As the nineteenth century began, Christmas wasn't the widely celebrated event we experience today. In Boston, for example, businesses and schools remained open on Christmas day, while churches were closed, a hold over from a Puritan era law declaring the celebration of Christmas an illegal sacrilege.

By mid century, recent holiday tunes like "Benjamin Hamby's "Up On The House Top," and James Lord Pierpont's "Jingle Bells," were popular. As was "Silent Night," first introduced to America just two years before the war began.

Christmas trees - long a German tradition - were just coming into fashion in the U.S.. 
Soldiers erected trees outside their tents, decorated with hard tack pork instead of oranges, cakes and candles. 

And missing the first family tree, was a common lament in letters home from soldiers.
Since Clement Moore's 1822 poem "T'was The Night Before Christmas," children had been expecting a visit from St. Nick, but the image of the jolly fat man, with the pipe and beard that we know today, was created during the war - as propaganda.

Thomas Nast, the political cartoonist who gave America the Democratic Donkey, and the Republican Elephant, also gave us  Santa Claus, on the cover of Harpers Weekly. 

A close look at that first drawing reveals the jolly old elf, to be a Union supporter. He’s clad in stars and stripes, and holding a puppet called "Jeff" dancing from the end of a noose. Jeff of course referred to Jefferson Davis, President of the Confederacy.


Another of Nast's wartime images was more subtle.

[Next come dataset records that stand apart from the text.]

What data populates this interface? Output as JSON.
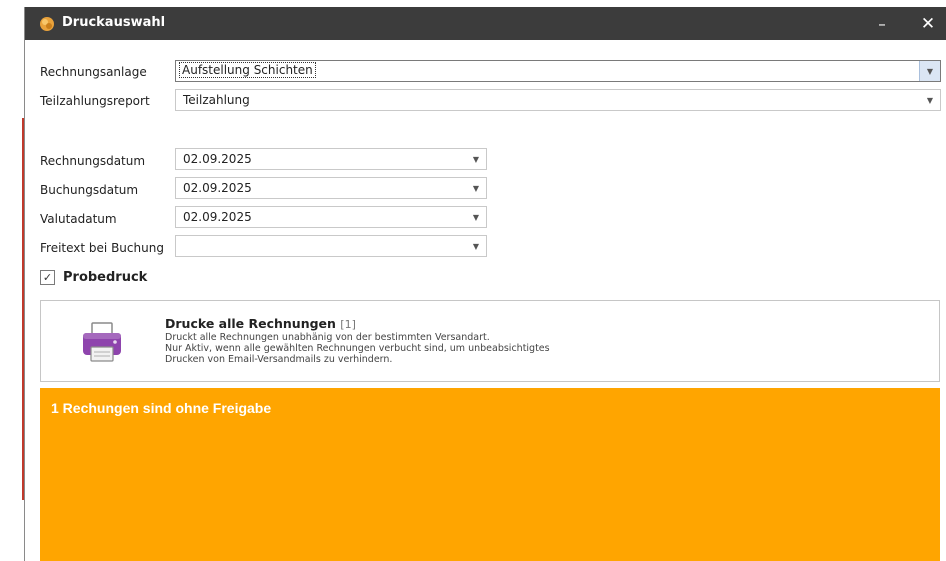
{
  "window": {
    "title": "Druckauswahl",
    "minimize_glyph": "–",
    "close_glyph": "✕"
  },
  "form": {
    "rechnungsanlage": {
      "label": "Rechnungsanlage",
      "value": "Aufstellung Schichten"
    },
    "teilzahlungsreport": {
      "label": "Teilzahlungsreport",
      "value": "Teilzahlung"
    },
    "rechnungsdatum": {
      "label": "Rechnungsdatum",
      "value": "02.09.2025"
    },
    "buchungsdatum": {
      "label": "Buchungsdatum",
      "value": "02.09.2025"
    },
    "valutadatum": {
      "label": "Valutadatum",
      "value": "02.09.2025"
    },
    "freitext": {
      "label": "Freitext bei Buchung",
      "value": ""
    },
    "probedruck": {
      "label": "Probedruck",
      "checked": true,
      "check_glyph": "✓"
    }
  },
  "print_all": {
    "title": "Drucke alle Rechnungen",
    "count": "[1]",
    "description_lines": [
      "Druckt alle Rechnungen unabhänig von der bestimmten Versandart.",
      "Nur Aktiv, wenn alle gewählten Rechnungen verbucht sind, um unbeabsichtigtes",
      "Drucken von Email-Versandmails zu verhindern."
    ],
    "icon": "printer-icon"
  },
  "warning": {
    "text": "1 Rechungen sind ohne Freigabe",
    "color": "#ffa500"
  },
  "colors": {
    "titlebar": "#3c3c3c",
    "accent": "#ffa500"
  }
}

Instead of a sack of toys, Santa has a military backpack, a Union Army belt with a sword slung over his arm, and he's holding a Trojan horse.


And while politicizing Christmas, didn't end with the war, eventually Thomas Nast felt the need to render Santa Claus apolitical. 

In the late nineteenth century, he decided that the jolly old elf wasn't the sole property of the Union after all, but came from the north pole, a place no country could ever again, claim as their own.


In an effort to draw the divided nation together, President Grant declared Christmas a federal holiday in 1870.

And for the first time in American history, we all began celebrating Christmas as one.